Desde pequeno sou vidrado na Escola Samba do Pai Jacó,
aqui da nossa rua, que é pequena e pobre, mas não
faz feio no Carnaval. Eu não desfilo, quem dera, só
faço ajudar com o carro alegórico, que de vez em
quando dá uma travada na roda da frente e quem não
ficar esperto pode cair lá de cima bem no asfalto.O veículo
é velho, mas com jeito vai, é só botar um
pouco de óleo. Foi isso que aconteceu na semana passada,
quando o desfile estava pegando fogo e a nossa escola vinha lá
atrás de tudo, pobre mas ganhando umas palminhas da galera.

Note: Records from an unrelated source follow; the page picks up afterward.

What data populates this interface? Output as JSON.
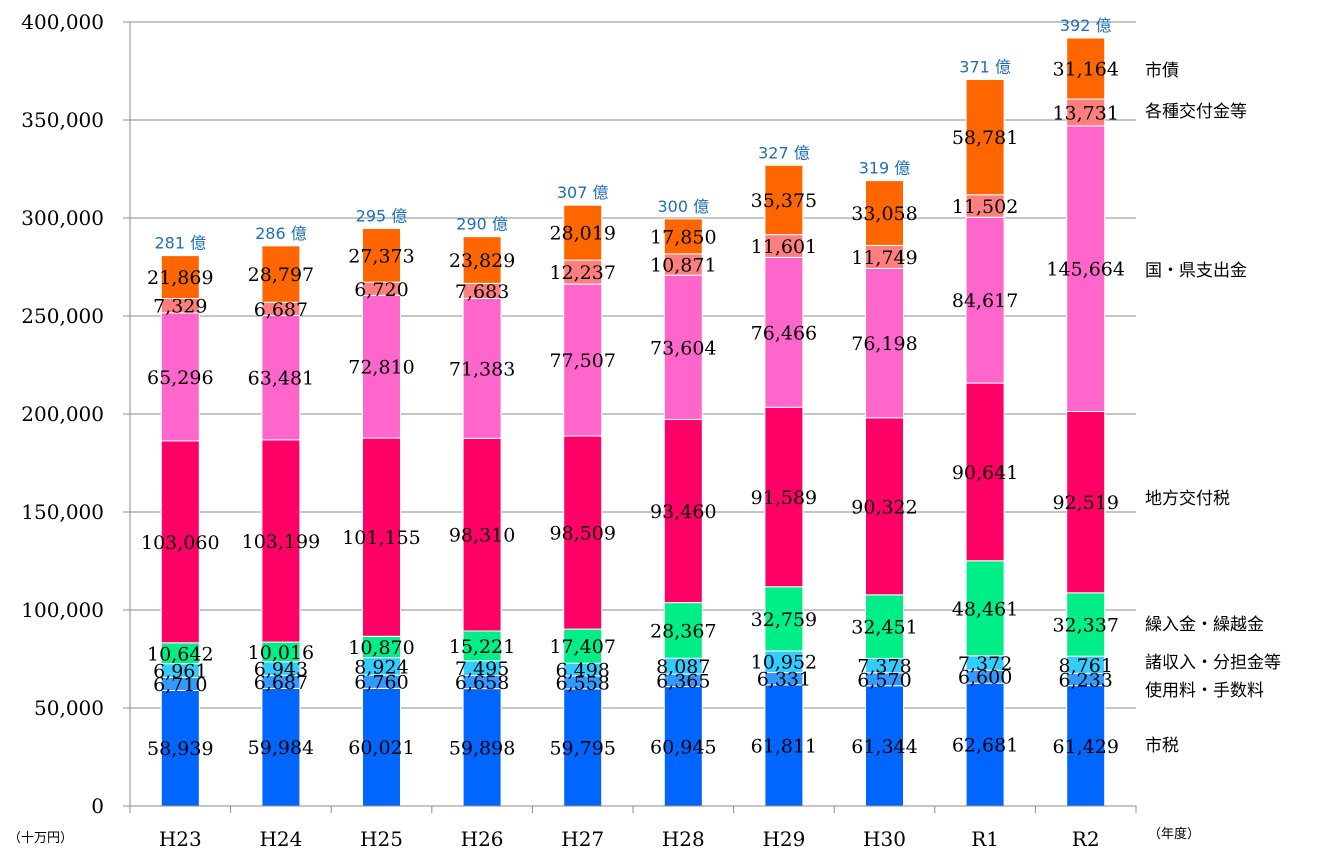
{
  "chart_data": {
    "type": "bar",
    "stacked": true,
    "categories": [
      "H23",
      "H24",
      "H25",
      "H26",
      "H27",
      "H28",
      "H29",
      "H30",
      "R1",
      "R2"
    ],
    "totals_label": [
      "281 億",
      "286 億",
      "295 億",
      "290 億",
      "307 億",
      "300 億",
      "327 億",
      "319 億",
      "371 億",
      "392 億"
    ],
    "series": [
      {
        "name": "市税",
        "color": "#0066ff",
        "values": [
          58939,
          59984,
          60021,
          59898,
          59795,
          60945,
          61811,
          61344,
          62681,
          61429
        ]
      },
      {
        "name": "使用料・手数料",
        "color": "#3399ff",
        "values": [
          6710,
          6687,
          6760,
          6658,
          6558,
          6365,
          6331,
          6570,
          6600,
          6233
        ]
      },
      {
        "name": "諸収入・分担金等",
        "color": "#33ccff",
        "values": [
          6961,
          6943,
          8924,
          7495,
          6498,
          8087,
          10952,
          7378,
          7372,
          8761
        ]
      },
      {
        "name": "繰入金・繰越金",
        "color": "#00ee88",
        "values": [
          10642,
          10016,
          10870,
          15221,
          17407,
          28367,
          32759,
          32451,
          48461,
          32337
        ]
      },
      {
        "name": "地方交付税",
        "color": "#ff0066",
        "values": [
          103060,
          103199,
          101155,
          98310,
          98509,
          93460,
          91589,
          90322,
          90641,
          92519
        ]
      },
      {
        "name": "国・県支出金",
        "color": "#ff66cc",
        "values": [
          65296,
          63481,
          72810,
          71383,
          77507,
          73604,
          76466,
          76198,
          84617,
          145664
        ]
      },
      {
        "name": "各種交付金等",
        "color": "#ff7f7f",
        "values": [
          7329,
          6687,
          6720,
          7683,
          12237,
          10871,
          11601,
          11749,
          11502,
          13731
        ]
      },
      {
        "name": "市債",
        "color": "#ff6600",
        "values": [
          21869,
          28797,
          27373,
          23829,
          28019,
          17850,
          35375,
          33058,
          58781,
          31164
        ]
      }
    ],
    "ylim": [
      0,
      400000
    ],
    "yticks": [
      "0",
      "50,000",
      "100,000",
      "150,000",
      "200,000",
      "250,000",
      "300,000",
      "350,000",
      "400,000"
    ],
    "yunit": "（十万円）",
    "xunit": "（年度）",
    "grid": true,
    "legend_placement": "right"
  }
}
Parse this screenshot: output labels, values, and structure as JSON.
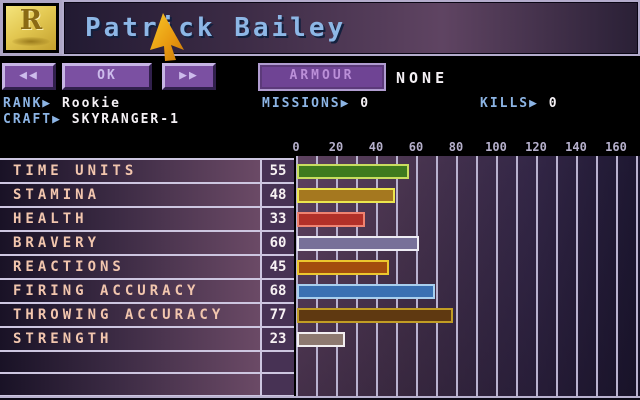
{
  "header": {
    "name": "Patrick Bailey",
    "badge_letter": "R"
  },
  "toolbar": {
    "prev_label": "◀◀",
    "ok_label": "OK",
    "next_label": "▶▶",
    "armour_label": "ARMOUR",
    "armour_value": "NONE"
  },
  "info": {
    "rank_label": "RANK▶",
    "rank_value": "Rookie",
    "craft_label": "CRAFT▶",
    "craft_value": "SKYRANGER-1",
    "missions_label": "MISSIONS▶",
    "missions_value": "0",
    "kills_label": "KILLS▶",
    "kills_value": "0"
  },
  "chart_data": {
    "type": "bar",
    "orientation": "horizontal",
    "categories": [
      "TIME UNITS",
      "STAMINA",
      "HEALTH",
      "BRAVERY",
      "REACTIONS",
      "FIRING ACCURACY",
      "THROWING ACCURACY",
      "STRENGTH"
    ],
    "values": [
      55,
      48,
      33,
      60,
      45,
      68,
      77,
      23
    ],
    "xlim": [
      0,
      160
    ],
    "ticks": [
      "0",
      "20",
      "40",
      "60",
      "80",
      "100",
      "120",
      "140",
      "160"
    ],
    "grid": "vertical lines every 10 units",
    "bar_colors": [
      {
        "fill": "#3e7a1e",
        "border": "#c8de5e"
      },
      {
        "fill": "#a5781f",
        "border": "#ece64e"
      },
      {
        "fill": "#b23028",
        "border": "#ef8270"
      },
      {
        "fill": "#777099",
        "border": "#eeecf4"
      },
      {
        "fill": "#a34d0d",
        "border": "#ecc72e"
      },
      {
        "fill": "#3a70b2",
        "border": "#a8cfee"
      },
      {
        "fill": "#5f3911",
        "border": "#c19d24"
      },
      {
        "fill": "#8d7970",
        "border": "#f2eef0"
      }
    ]
  },
  "colors": {
    "button_purple": "#7b50a2",
    "panel_lavender": "#b4accc",
    "name_blue": "#8db7e6",
    "label_pink": "#f2c6ae",
    "info_blue": "#8cb4e4"
  }
}
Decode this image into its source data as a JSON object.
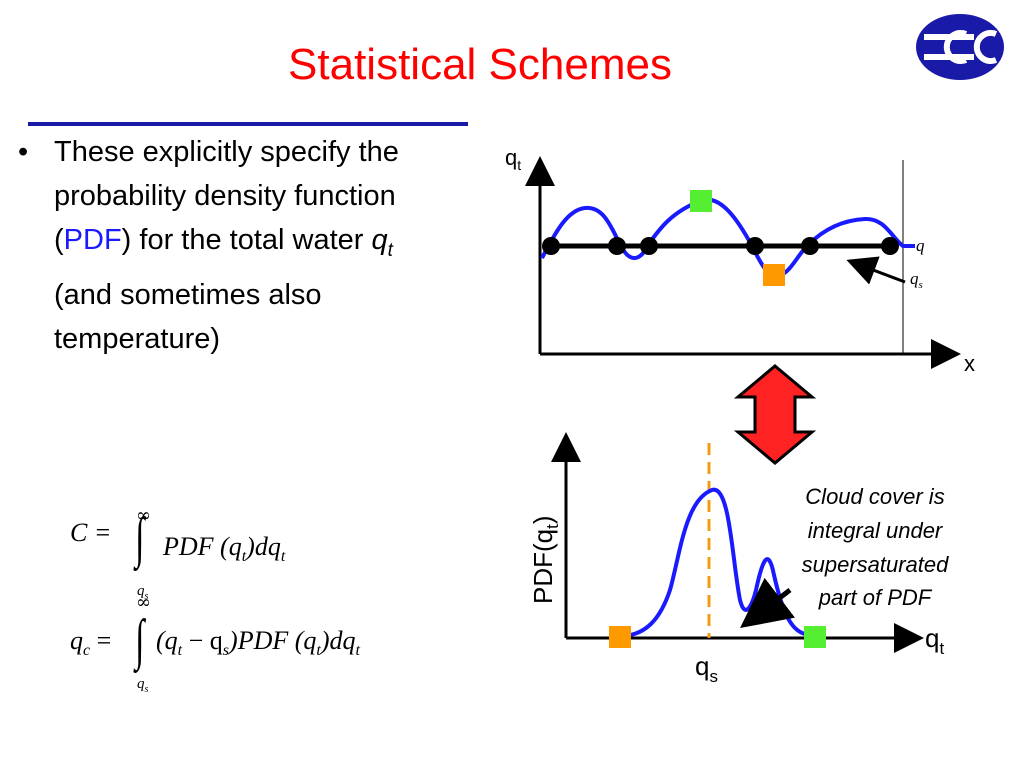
{
  "title": "Statistical Schemes",
  "bullet": {
    "symbol": "•",
    "part1": "These explicitly specify the probability density function (",
    "pdf": "PDF",
    "part2": ") for the total water ",
    "q": "q",
    "q_sub": "t",
    "part3": " (and sometimes also temperature)",
    "pdf_color": "#1a1aff"
  },
  "equations": {
    "eq1": {
      "lhs": "C =",
      "body": "PDF (q",
      "sub1": "t",
      "body2": ")dq",
      "sub2": "t",
      "upper": "∞",
      "lower": "q",
      "lower_sub": "s"
    },
    "eq2": {
      "lhs": "q",
      "lhs_sub": "c",
      "eqsign": "=",
      "body": "(q",
      "sub1": "t",
      "minus": " − q",
      "sub2": "s",
      "body2": ")PDF (q",
      "sub3": "t",
      "body3": ")dq",
      "sub4": "t",
      "upper": "∞",
      "lower": "q",
      "lower_sub": "s"
    }
  },
  "top_plot": {
    "y_axis": "q",
    "y_axis_sub": "t",
    "x_axis": "x",
    "label_q": "q",
    "label_qs": "q",
    "label_qs_sub": "s"
  },
  "bottom_plot": {
    "y_axis": "PDF(q",
    "y_axis_sub": "t",
    "y_axis_close": ")",
    "x_axis": "q",
    "x_axis_sub": "t",
    "qs": "q",
    "qs_sub": "s",
    "annotation": [
      "Cloud cover is",
      "integral under",
      "supersaturated",
      "part of PDF"
    ]
  },
  "colors": {
    "title": "#ff0000",
    "curve": "#1a1aff",
    "dashed": "#f39c12",
    "green_marker": "#55ee33",
    "orange_marker": "#ff9900",
    "arrow_fill": "#ff2222",
    "rule": "#1a1aa8",
    "logo": "#1a1aa8"
  },
  "icons": [
    "ecmwf-logo-icon",
    "double-arrow-icon",
    "pointer-arrow-icon"
  ]
}
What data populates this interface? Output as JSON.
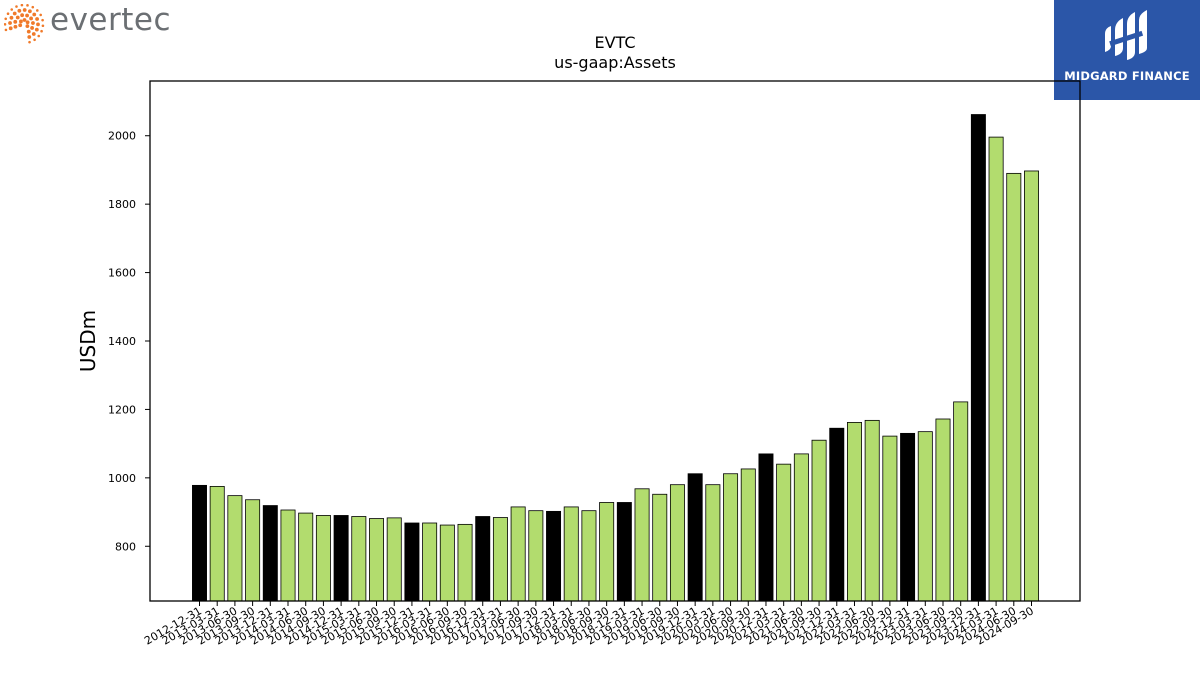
{
  "logos": {
    "evertec": "evertec",
    "midgard": "MIDGARD FINANCE"
  },
  "colors": {
    "fy_bar": "#000000",
    "quarter_bar": "#b2dc6e",
    "evertec_dots": "#f07a2a",
    "midgard_bg": "#2b56a8"
  },
  "chart_data": {
    "type": "bar",
    "title": "EVTC",
    "subtitle": "us-gaap:Assets",
    "xlabel": "",
    "ylabel": "USDm",
    "ylim": [
      640,
      2160
    ],
    "yticks": [
      800,
      1000,
      1200,
      1400,
      1600,
      1800,
      2000
    ],
    "grid": false,
    "categories": [
      "2012-12-31",
      "2013-03-31",
      "2013-06-30",
      "2013-09-30",
      "2013-12-31",
      "2014-03-31",
      "2014-06-30",
      "2014-09-30",
      "2014-12-31",
      "2015-03-31",
      "2015-06-30",
      "2015-09-30",
      "2015-12-31",
      "2016-03-31",
      "2016-06-30",
      "2016-09-30",
      "2016-12-31",
      "2017-03-31",
      "2017-06-30",
      "2017-09-30",
      "2017-12-31",
      "2018-03-31",
      "2018-06-30",
      "2018-09-30",
      "2018-12-31",
      "2019-03-31",
      "2019-06-30",
      "2019-09-30",
      "2019-12-31",
      "2020-03-31",
      "2020-06-30",
      "2020-09-30",
      "2020-12-31",
      "2021-03-31",
      "2021-06-30",
      "2021-09-30",
      "2021-12-31",
      "2022-03-31",
      "2022-06-30",
      "2022-09-30",
      "2022-12-31",
      "2023-03-31",
      "2023-06-30",
      "2023-09-30",
      "2023-12-31",
      "2024-03-31",
      "2024-06-30",
      "2024-09-30"
    ],
    "values": [
      978,
      975,
      948,
      936,
      919,
      906,
      897,
      890,
      890,
      887,
      881,
      883,
      868,
      868,
      862,
      864,
      887,
      884,
      915,
      904,
      902,
      915,
      904,
      928,
      928,
      968,
      952,
      980,
      1012,
      980,
      1012,
      1026,
      1070,
      1040,
      1070,
      1110,
      1145,
      1162,
      1168,
      1122,
      1130,
      1135,
      1172,
      1222,
      2062,
      1996,
      1890,
      1897
    ],
    "fiscal_year_end": [
      true,
      false,
      false,
      false,
      true,
      false,
      false,
      false,
      true,
      false,
      false,
      false,
      true,
      false,
      false,
      false,
      true,
      false,
      false,
      false,
      true,
      false,
      false,
      false,
      true,
      false,
      false,
      false,
      true,
      false,
      false,
      false,
      true,
      false,
      false,
      false,
      true,
      false,
      false,
      false,
      true,
      false,
      false,
      false,
      true,
      false,
      false,
      false
    ]
  }
}
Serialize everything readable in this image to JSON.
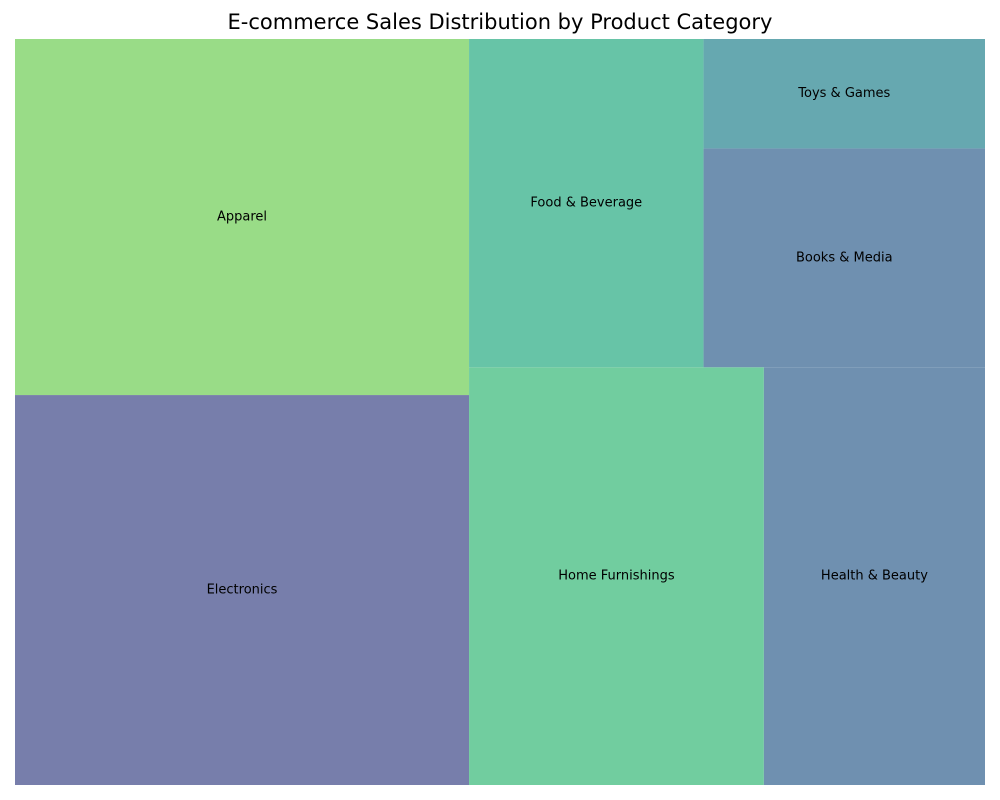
{
  "chart_data": {
    "type": "treemap",
    "title": "E-commerce Sales Distribution by Product Category",
    "items": [
      {
        "label": "Electronics",
        "value": 23,
        "color": "#777eab"
      },
      {
        "label": "Apparel",
        "value": 21,
        "color": "#99dc87"
      },
      {
        "label": "Home Furnishings",
        "value": 16,
        "color": "#71cd9f"
      },
      {
        "label": "Health & Beauty",
        "value": 12,
        "color": "#6f90b0"
      },
      {
        "label": "Food & Beverage",
        "value": 10,
        "color": "#67c4a7"
      },
      {
        "label": "Books & Media",
        "value": 8,
        "color": "#6f90b0"
      },
      {
        "label": "Toys & Games",
        "value": 4,
        "color": "#66a8b0"
      }
    ]
  }
}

No alto do balcão do carro alegórico, a nossa mascote,
Maria Vicentina, a garota mais bonita da escola, se agarrava numa
barra de ferro pra não cair. Mas de repente deu um azar
danado, porque na hora que agradecia as palmas e não estava
segurando, aí o carro deu uma travada feia e ela caiu de
quase dois metros. Se não sou eu, que estava bem embaixo,
ela podia se ferir feio mesmo. Fui esperto e rápido, e
dei uma boa aparada na queda dela e nós dois caímos
no asfalto. Não houve nada com a Maria, mas eu dei uma
deslocada em cima no braço e só fui sentir dor bem
depois, porque a galera começou a bater palma bem forte
e vi que era pra mim e fiquei todo feliz. Aí o pessoal
da imprensa veio correndo, tinha televisão também
e me filmaram ainda caído no chão, mas logo viraram
as câmeras pra Maria Vicentina, que, muito esperta, já
estava de pé e sambando. Foi legal, e valeu tudo o que
a gente passou, e eu soube depois que apareci até na TV.